The court concluded, “Under both the FAA and Kentucky’s UAA, such a presumption is not a
proper basis for refusing enforcement of an arbitration clause.” Id. Like in Green Tree, the
Kentucky Court of Appeals required that the plaintiff meet some unspecified level of proof before
the plaintiff could be relieved of the duty to arbitrate. The Conseco court continued:
Should it transpire, however, that the unspecified details of Conseco’s arbitration
procedure prevent or unfairly hinder the [plaintiffs] from meaningfully presenting
their case, the arbitration clause consigning them to that procedure would appear in
a different light. In that event, our ruling today would not preclude the [plaintiffs]
from renewing their objection to the arbitration clause in circuit court on the ground
that the clause had proved unconscionable in practice. On the record before us,
however, there is no basis for such a conclusion.
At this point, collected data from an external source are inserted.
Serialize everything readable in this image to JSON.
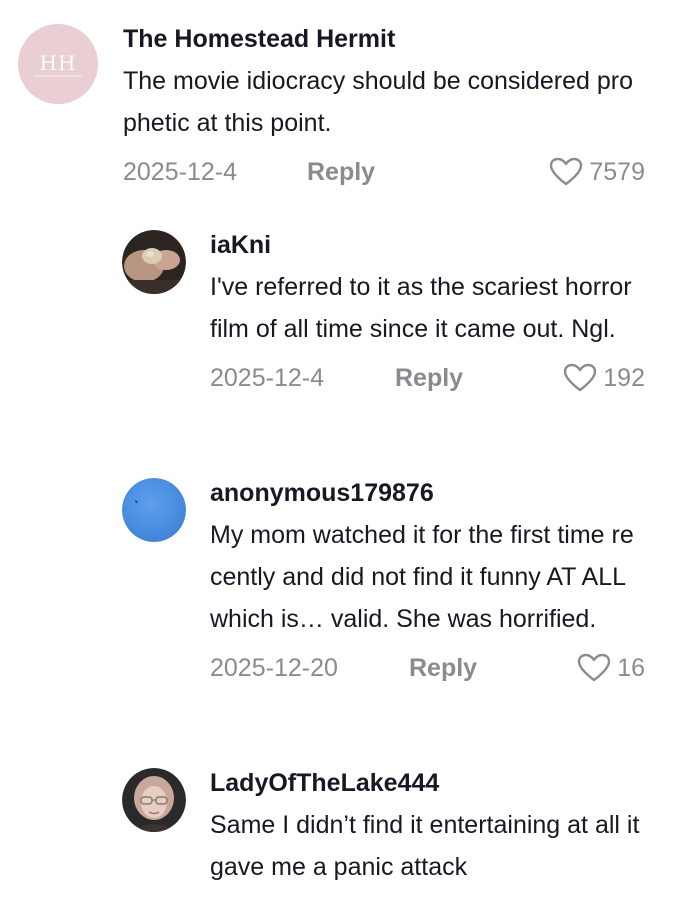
{
  "comments": [
    {
      "username": "The Homestead Hermit",
      "text": "The movie idiocracy should be considered prophetic at this point.",
      "date": "2025-12-4",
      "reply_label": "Reply",
      "likes": "7579",
      "avatar_icon": "homestead-hermit-logo",
      "avatar_text": "HH"
    },
    {
      "username": "iaKni",
      "text": "I've referred to it as the scariest horror film of all time since it came out. Ngl.",
      "date": "2025-12-4",
      "reply_label": "Reply",
      "likes": "192",
      "avatar_icon": "hand-photo-avatar"
    },
    {
      "username": "anonymous179876",
      "text": "My mom watched it for the first time recently and did not find it funny AT ALL which is… valid. She was horrified.",
      "date": "2025-12-20",
      "reply_label": "Reply",
      "likes": "16",
      "avatar_icon": "blue-sky-avatar"
    },
    {
      "username": "LadyOfTheLake444",
      "text": "Same I didn’t find it entertaining at all it gave me a panic attack",
      "avatar_icon": "woman-portrait-avatar"
    }
  ],
  "colors": {
    "secondary_text": "#8a8b91",
    "primary_text": "#161823",
    "hermit_avatar_bg": "#e9cfd3",
    "anon_avatar_bg": "#4a8fe0"
  }
}
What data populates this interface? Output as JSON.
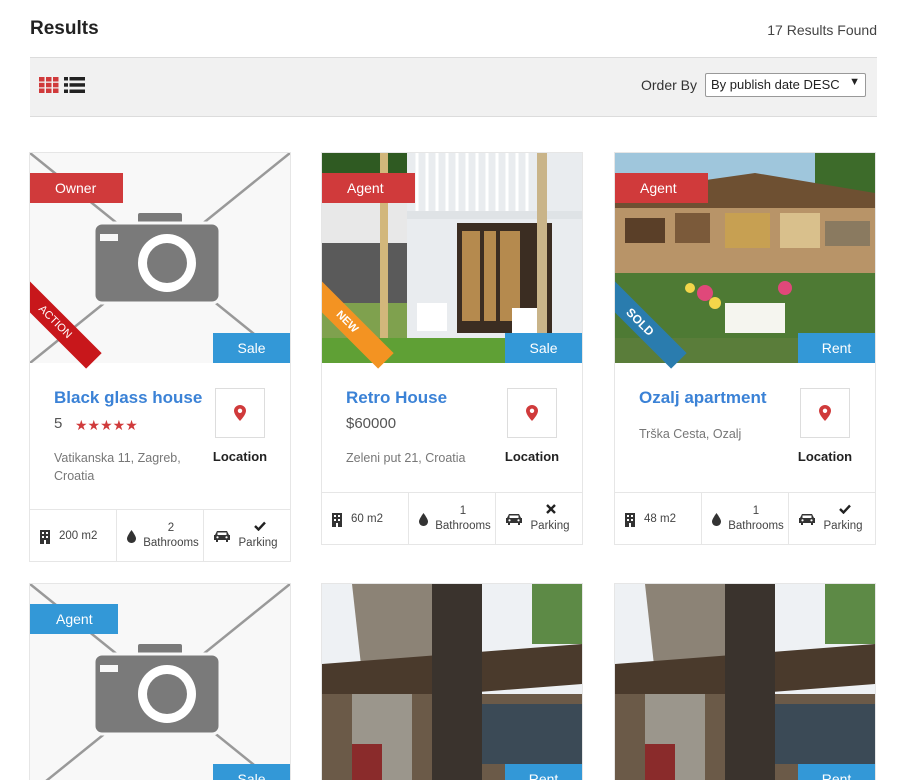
{
  "header": {
    "title": "Results",
    "results_count": "17 Results Found"
  },
  "toolbar": {
    "grid_icon": "grid-view-icon",
    "list_icon": "list-view-icon",
    "order_label": "Order By",
    "order_value": "By publish date DESC"
  },
  "colors": {
    "accent_blue": "#3398d7",
    "accent_red": "#d03a3b",
    "link_blue": "#3b82d6"
  },
  "cards": [
    {
      "tag": "Owner",
      "ribbon": "ACTION",
      "type": "Sale",
      "name": "Black glass house",
      "rating_value": "5",
      "stars": "★★★★★",
      "address": "Vatikanska 11, Zagreb, Croatia",
      "location_label": "Location",
      "area": "200 m2",
      "bathrooms_count": "2",
      "bathrooms_label": "Bathrooms",
      "parking_label": "Parking",
      "parking_icon": "check-icon"
    },
    {
      "tag": "Agent",
      "ribbon": "NEW",
      "type": "Sale",
      "name": "Retro House",
      "price": "$60000",
      "address": "Zeleni put 21, Croatia",
      "location_label": "Location",
      "area": "60 m2",
      "bathrooms_count": "1",
      "bathrooms_label": "Bathrooms",
      "parking_label": "Parking",
      "parking_icon": "cross-icon"
    },
    {
      "tag": "Agent",
      "ribbon": "SOLD",
      "type": "Rent",
      "name": "Ozalj apartment",
      "address": "Trška Cesta, Ozalj",
      "location_label": "Location",
      "area": "48 m2",
      "bathrooms_count": "1",
      "bathrooms_label": "Bathrooms",
      "parking_label": "Parking",
      "parking_icon": "check-icon"
    },
    {
      "tag": "Agent",
      "type": "Sale"
    },
    {
      "type": "Rent"
    },
    {
      "type": "Rent"
    }
  ]
}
Id. Thus at the same time that Conseco rejected the attempt to avoid an arbitration clause based on
a mere presumption of unconscionability, Conseco implied that Kentucky law might allow a plaintiff
who believes that the costs of arbitration “prevent or unfairly hinder” them from making a
meaningful presentation of their claims to attack the arbitration clause either pre- or post-arbitration
if that plaintiff can meet some level of proof about the hindrance caused by the costs of the
arbitration procedure. While I therefore believe that Conseco leaves the door open to the possibility
of recognizing a cost-related claim of unconscionability, the ambiguity of Kentucky law makes this
an inappropriate case in which to conclude that generally applicable state law invalidates the
arbitration clause because of the Stutlers’ cost-related concerns. I concur in the judgment.